Les études d’association pangénomique n’ont pas permis d’identifier des mutations gain de fonction dans le gène de NKCC2 chez les individus hypertendus. Il semble plutôt que des différences génétiques entre les individus sensibles et non sensibles au sel s’expliquent par des polymorphismes qui affectent les régulateurs de NKCC2 et qui affectent donc l’expression ou l’activité de ce transporteur. Des modèles animaux hypertendus et/ou sensibles au sel ont été développés pour élucider les mécanismes moléculaires en jeu.

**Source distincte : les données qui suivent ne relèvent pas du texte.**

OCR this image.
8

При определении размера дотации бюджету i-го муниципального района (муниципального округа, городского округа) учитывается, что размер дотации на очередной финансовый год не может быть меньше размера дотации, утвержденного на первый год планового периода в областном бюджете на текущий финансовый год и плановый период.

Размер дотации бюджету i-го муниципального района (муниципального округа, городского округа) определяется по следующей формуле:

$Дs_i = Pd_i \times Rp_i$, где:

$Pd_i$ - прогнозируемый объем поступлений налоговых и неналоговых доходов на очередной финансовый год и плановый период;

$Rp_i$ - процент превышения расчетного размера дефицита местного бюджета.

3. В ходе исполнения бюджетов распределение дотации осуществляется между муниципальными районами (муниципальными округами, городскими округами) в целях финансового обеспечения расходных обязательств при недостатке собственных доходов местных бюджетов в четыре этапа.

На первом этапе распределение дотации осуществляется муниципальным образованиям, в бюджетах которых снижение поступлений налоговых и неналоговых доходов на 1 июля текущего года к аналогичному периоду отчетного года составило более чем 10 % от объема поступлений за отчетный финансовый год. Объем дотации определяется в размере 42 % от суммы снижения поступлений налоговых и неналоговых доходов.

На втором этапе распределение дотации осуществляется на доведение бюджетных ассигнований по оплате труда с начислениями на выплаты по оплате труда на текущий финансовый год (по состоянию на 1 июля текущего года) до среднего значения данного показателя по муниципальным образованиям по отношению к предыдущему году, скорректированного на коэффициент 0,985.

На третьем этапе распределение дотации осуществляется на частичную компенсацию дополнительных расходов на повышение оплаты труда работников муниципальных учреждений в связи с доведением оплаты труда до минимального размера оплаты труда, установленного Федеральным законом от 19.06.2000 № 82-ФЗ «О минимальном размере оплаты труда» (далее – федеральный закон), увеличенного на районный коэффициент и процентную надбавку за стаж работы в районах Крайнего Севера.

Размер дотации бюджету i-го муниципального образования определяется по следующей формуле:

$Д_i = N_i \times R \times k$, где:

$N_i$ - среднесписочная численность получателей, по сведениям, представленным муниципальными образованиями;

Parmi ces modèles, mentionnons les rats spontanément hypertendus chez qui une prise en charge défectueuse du sel dans l’AAH et une augmentation de l’expression de NKCC2 ont été notées (360, 361). Mentionnons aussi le rat sensible au sel nommé Dahl chez qui une augmentation de l’expression membranaire de NKCC2 a été observée de concert avec une augmentation de la phosphorylation des résidus T96 et T101 de NKCC2 et de

la phosphorylation de SPAK/OSR1 (13, 20, 162). Ces données indiquent que l’augmentation de la réabsorption du Cl− dans l’AAH contribue au développement de l’hypertension (13, 153, 162, 178, 332), d’autant plus que plusieurs autres voies de régulation de NKCC2 sont dérégulées dans le modèle Dahl (118, 256, 295, 440).

De rares mutations dans NKCC2 ont été associées à une plus faible pression artérielle chez l’humain sans qu’il soit question d’un désordre de type Bartter (182, 275). Certaines ont été reproduites dans NKCC2A et étudiées dans les ovocytes de X. laevis et les cellules HEK293 (258). Entre autres, les mutations T235M (équivalente à T230M chez le lapin), R302W, L505V et P569H engendrent une diminution de l’activité de transport. De manière intéressante, la mutation T231M chez le rat (l’équivalent de T230M chez le lapin) diminue l’activité du transporteur et le rend moins sensible à l’activation par WNK3 (3).

5.11. Inhibition

Les diurétiques sont des molécules qui inhibent la réabsorption tubulaire rénale des sels et qui sont utilisés pour traiter l’œdème pulmonaire, l’hypertension artérielle, l’insuffisance cardiaque et l’hyperkaliémie entre autres conditions. Deux de ces inhibiteurs, le furosémide et le bumétanide agissent en empêchant NKCC2 de transporter les ions et ce faisant, entraînent une perte des ions par les urines. Le furosémide est également un inhibiteur de l’enzyme anhydrase carbonique ayant pour effet de diminuer la réabsorption de HCO3− par le tubule proximal (315).